Kengrexal is licensed for use in patients who have not received an oral P2Y12 inhibitor before the PCI procedure and in whom such treatment is not feasible or desirable.
Cangrelor is a direct P2Y12 inhibitor that acts as an antiplatelet drug similar to ticagrelor and clopidogrel. Like ticagrelor, it binds selectively and reversibly to the P2Y12 receptor to prevent ADP-induced platelet aggregation, and it does not require conversion to an active metabolite. Onset of action is rapid, with platelet inhibition observed within 2 minutes of dosing.

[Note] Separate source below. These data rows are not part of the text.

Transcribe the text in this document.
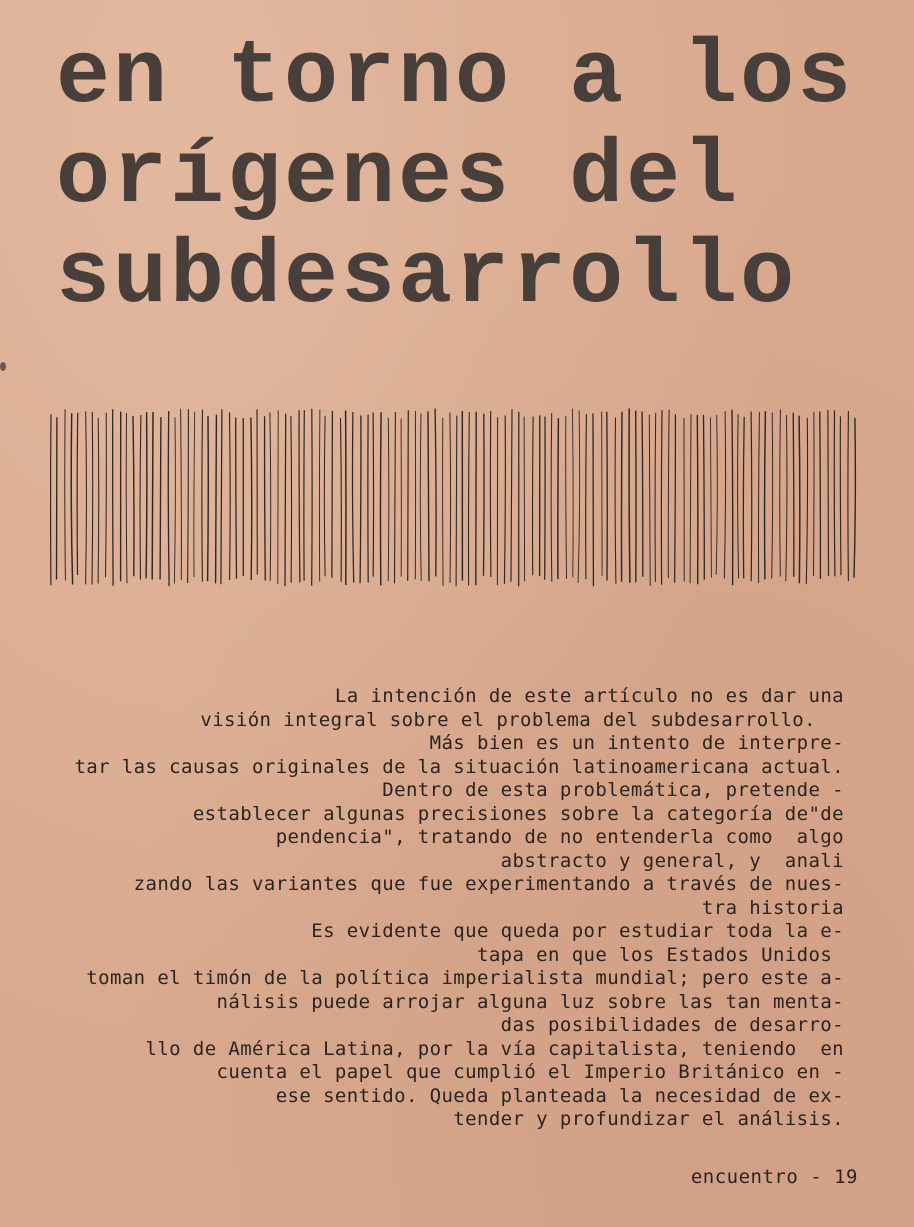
en torno a los
orígenes del
subdesarrollo
La intención de este artículo no es dar una
visión integral sobre el problema del subdesarrollo.
Más bien es un intento de interpre-
tar las causas originales de la situación latinoamericana actual.
Dentro de esta problemática, pretende -
establecer algunas precisiones sobre la categoría de"de
pendencia", tratando de no entenderla como  algo
abstracto y general, y  anali
zando las variantes que fue experimentando a través de nues-
tra historia
Es evidente que queda por estudiar toda la e-
tapa en que los Estados Unidos
toman el timón de la política imperialista mundial; pero este a-
nálisis puede arrojar alguna luz sobre las tan menta-
das posibilidades de desarro-
llo de América Latina, por la vía capitalista, teniendo  en
cuenta el papel que cumplió el Imperio Británico en -
ese sentido. Queda planteada la necesidad de ex-
tender y profundizar el análisis.

encuentro - 19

Cangrelor is given intravenously initially as a bolus then as an infusion for at least 2 hours. It must be co-administered with aspirin.
Comparison study vs clopidogrel
The randomised, double-blind study compared cangrelor (n=5472) with clopidogrel (n=5470) and showed that cangrelor significantly reduced the primary endpoints of all-cause mortality, myocardial infarction, ischaemia-driven revascularisation or stent thrombosis within 48 hours by 22% compared with clopidogrel (95% CI 7-34%, p=0.005; absolute risk reduction 1.2%).
There was no significant difference in the rate of severe bleeding within 48 hours between the cangrelor and clopidogrel groups (0.16% vs 0.11%; odds ratio 1.50; 95% CI 0.53-4.22; p=0.44).
The most common side-effects of cangrelor are mild to moderate bleeding and dyspnoea.